The TV doesn’t really help with that, but she keeps watching it all the same. Curls herself up on the sofa and doesn’t look at the space beside her.
It doesn’t occur to her that she’s waiting for something until it finally arrives. “It” being an ineffectual thump at the front door followed by some muffled swearing and a key sliding in the lock before the door swings open, pulling Lily away from the TV and the weird military game show that seems to have taken over from the news.
“-like a moron instead of, oh I don’t know, using the spare key Lily gave me in case she and Marshall ever got stuck in some kind of bondage sex swing and needed someone who would bring a toolkit instead of a video camera,” Robin strides in with two guns strapped to her belt and a hunting rifle slung over her shoulder.
“I was trying to lend the situation the drama I thought it deserved,” Barney grumbles, rubbing his shoulder and trying to straighten what looks like a suit made entirely of camouflage and olive green. “And, fyi, it is physically iiimpossible to trap two or more human adults in a sex swing for longer than seven minutes and thirty eight seconds. Or the average length of time it takes to climb out a window, onto the neighbour’s fire escape, down a ladder and over a fence to freedom.”
“Hey, Lily,” Robin ignores Barney and tosses a gun into Lily’s lap, rolling her eyes when Lily squeaks. “Oh, come on, the safety’s not even off. Don’t be like sissy boy here.”
“For the last time, Scherbatsky: that was a very manly war-like shout-”
“What… what are you doing here?” Lily picks up the gun between her finger and thumb. It’s heavier than she thought it would be and warm from where it’s been sitting snug against Robin’s hip.
“Getting you, of course, dummy,” Robin heads into the kitchen, raising her voice as she rummages through the cupboards. “Now grab a bag and pack light but warm. Bring things you can layer up and don’t forget gloves. We’re going north and it’s going to be cold.”
Lily has never really given much thought to what she would do in the event of an Apocalypse. Fortunately, it turns out that Robin has.
“There’s a cabin up in Saskatchewan,” Robin explains as she runs her thumb along the edges of Lily’s kitchen knives, testing them for sharpness. “My uncle Clete kitted it out a few years back after he became convinced that America was going to invade Canada and replace all the Tim Hortons with Burger Kings. He’s always been a little… excitable when it came to his Timmy’s. Anyway, the cabin has its own well and a generator and enough frozen Timbits to last us forever. It’s a bit of a hike, but I think the three of us can make it there before the snow sets in and wait this out.”
“The three of us?” Lily manages to get out. Her chest feels tight and like something is forcing its way upwards, some emotion that she’s almost forgotten how to feel.
“Well… sure,” Robin suddenly becomes a little too engrossed with the knife in her hand, a light flush rising on her cheek. “I mean. If you want to. Do you… not want to?”

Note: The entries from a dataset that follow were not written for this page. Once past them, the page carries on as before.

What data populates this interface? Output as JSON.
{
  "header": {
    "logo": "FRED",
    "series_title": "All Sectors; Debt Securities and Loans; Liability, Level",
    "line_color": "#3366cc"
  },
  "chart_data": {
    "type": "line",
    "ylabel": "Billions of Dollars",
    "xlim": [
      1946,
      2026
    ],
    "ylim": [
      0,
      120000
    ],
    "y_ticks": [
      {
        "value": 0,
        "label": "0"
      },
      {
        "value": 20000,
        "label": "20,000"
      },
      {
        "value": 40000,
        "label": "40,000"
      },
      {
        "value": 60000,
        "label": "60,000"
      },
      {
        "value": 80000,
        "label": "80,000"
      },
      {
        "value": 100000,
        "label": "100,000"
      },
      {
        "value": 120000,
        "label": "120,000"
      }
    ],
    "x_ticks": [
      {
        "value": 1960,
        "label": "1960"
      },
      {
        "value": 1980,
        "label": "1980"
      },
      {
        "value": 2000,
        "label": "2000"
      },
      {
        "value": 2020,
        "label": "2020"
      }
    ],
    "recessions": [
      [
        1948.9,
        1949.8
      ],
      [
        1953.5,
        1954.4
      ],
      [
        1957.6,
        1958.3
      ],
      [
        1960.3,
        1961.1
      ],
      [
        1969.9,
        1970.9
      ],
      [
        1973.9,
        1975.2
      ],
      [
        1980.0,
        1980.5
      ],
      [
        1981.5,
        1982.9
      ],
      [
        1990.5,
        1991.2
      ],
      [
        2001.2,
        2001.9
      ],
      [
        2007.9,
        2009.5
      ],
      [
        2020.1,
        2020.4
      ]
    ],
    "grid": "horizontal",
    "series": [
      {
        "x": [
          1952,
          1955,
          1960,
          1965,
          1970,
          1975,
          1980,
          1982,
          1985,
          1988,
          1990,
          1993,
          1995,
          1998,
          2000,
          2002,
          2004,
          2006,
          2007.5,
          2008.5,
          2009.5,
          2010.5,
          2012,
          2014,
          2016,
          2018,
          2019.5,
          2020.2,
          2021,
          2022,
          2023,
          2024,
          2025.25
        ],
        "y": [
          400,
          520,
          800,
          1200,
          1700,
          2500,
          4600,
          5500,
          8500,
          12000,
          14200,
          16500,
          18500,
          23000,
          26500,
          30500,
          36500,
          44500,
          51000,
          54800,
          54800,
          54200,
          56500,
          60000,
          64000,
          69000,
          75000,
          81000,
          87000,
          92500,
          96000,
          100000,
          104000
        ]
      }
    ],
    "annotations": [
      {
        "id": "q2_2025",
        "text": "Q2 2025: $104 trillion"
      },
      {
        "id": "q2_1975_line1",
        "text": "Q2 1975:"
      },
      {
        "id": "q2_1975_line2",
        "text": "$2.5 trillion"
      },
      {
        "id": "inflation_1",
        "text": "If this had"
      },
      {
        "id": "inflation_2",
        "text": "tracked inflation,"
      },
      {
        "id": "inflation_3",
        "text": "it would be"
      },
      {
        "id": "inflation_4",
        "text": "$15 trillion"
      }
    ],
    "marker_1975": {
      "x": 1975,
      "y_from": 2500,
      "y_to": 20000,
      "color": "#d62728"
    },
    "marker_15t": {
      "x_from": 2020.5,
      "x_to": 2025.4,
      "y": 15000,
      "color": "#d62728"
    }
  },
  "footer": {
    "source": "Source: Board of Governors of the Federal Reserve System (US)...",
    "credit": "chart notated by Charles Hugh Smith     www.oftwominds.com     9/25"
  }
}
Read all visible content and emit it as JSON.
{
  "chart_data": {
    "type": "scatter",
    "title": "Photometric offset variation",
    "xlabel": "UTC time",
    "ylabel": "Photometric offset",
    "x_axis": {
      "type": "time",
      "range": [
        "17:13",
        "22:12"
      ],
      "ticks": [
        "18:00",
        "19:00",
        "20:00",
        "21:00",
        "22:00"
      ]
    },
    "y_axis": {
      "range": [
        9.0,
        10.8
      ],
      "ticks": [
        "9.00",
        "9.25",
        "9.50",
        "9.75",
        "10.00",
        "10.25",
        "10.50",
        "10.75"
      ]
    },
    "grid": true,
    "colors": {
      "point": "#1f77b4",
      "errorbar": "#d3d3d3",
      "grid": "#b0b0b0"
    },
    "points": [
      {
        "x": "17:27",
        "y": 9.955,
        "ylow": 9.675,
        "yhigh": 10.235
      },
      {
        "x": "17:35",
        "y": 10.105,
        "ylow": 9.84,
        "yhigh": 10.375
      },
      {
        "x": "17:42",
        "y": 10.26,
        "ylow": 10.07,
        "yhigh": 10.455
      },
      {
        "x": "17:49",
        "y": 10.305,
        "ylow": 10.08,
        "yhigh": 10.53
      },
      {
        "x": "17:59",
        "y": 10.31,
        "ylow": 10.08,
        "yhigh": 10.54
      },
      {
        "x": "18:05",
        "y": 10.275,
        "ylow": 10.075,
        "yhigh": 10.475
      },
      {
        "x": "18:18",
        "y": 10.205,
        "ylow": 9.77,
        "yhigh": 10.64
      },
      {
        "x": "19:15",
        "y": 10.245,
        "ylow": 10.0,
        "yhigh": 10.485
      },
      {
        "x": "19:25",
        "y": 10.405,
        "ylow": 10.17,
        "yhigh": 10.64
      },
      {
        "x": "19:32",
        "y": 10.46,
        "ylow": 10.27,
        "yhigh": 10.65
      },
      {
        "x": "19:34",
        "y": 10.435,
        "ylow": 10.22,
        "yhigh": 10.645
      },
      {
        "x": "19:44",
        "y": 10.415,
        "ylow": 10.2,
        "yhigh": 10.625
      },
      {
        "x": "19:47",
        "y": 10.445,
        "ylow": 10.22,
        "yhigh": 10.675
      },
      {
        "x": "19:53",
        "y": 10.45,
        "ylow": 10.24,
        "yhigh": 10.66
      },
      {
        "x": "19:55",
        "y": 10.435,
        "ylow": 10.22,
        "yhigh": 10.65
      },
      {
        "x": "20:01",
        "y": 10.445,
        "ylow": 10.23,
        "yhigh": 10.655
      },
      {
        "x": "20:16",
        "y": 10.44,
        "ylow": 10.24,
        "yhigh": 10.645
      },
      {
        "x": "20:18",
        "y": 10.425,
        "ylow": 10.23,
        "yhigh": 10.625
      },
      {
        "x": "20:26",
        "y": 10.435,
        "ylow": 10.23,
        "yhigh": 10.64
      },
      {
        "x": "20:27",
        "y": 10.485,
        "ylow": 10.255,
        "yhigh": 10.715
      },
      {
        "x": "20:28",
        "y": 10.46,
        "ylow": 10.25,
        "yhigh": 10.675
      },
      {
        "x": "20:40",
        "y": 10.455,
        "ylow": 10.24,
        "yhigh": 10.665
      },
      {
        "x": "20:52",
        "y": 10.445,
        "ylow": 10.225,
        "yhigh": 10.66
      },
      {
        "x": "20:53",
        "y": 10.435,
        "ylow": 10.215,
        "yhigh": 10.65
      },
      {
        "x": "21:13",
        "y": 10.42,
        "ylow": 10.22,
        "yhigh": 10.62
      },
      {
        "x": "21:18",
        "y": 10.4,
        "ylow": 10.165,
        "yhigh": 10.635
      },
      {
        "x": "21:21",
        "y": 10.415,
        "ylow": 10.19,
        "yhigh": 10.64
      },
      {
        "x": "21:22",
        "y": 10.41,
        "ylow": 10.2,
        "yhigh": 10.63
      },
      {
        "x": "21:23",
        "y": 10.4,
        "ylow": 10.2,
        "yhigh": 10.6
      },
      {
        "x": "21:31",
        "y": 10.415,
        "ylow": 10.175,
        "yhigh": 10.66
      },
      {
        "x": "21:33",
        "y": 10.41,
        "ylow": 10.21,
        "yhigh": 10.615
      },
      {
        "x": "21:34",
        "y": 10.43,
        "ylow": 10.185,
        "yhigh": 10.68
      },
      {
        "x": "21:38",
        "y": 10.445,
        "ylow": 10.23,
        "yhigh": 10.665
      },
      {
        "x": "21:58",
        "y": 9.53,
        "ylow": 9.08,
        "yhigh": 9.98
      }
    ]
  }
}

Lily looks from Robin to Barney and back again. At the dark sweep of Robin’s lowered eyelashes and the restless grace of her hands as she checks and rechecks their armoury with quick economical movements. At the new tightness around Barney’s mouth and the laser tag vest he’s wearing under his suit jacket. She’s willing to bet that he started out the week with that tie wrapped around his head before Robin made him take it off.
“Do you want us to leave you alone?” some of that tightness has made its way into Barney’s voice now and Lily can’t let that happen. Not anymore.
“Leave me alone?” she says. “Oh Hell no. I’m sticking with the chick with the guns, thank you very much. If Sarah Connor here says we’re going north, then that’s good enough for me.”
Robin raises her head at that and smiles so wide that Lily can’t help but smile back, feeling that pressure in her chest start to blossom open. She’s so overwhelmed by remembering what it feels like to have hope again that she almost misses Barney’s over the top sigh.
“Well, that settles it,” he says. “It really has to be the end of the world if I’m going to Canada voluntarily.”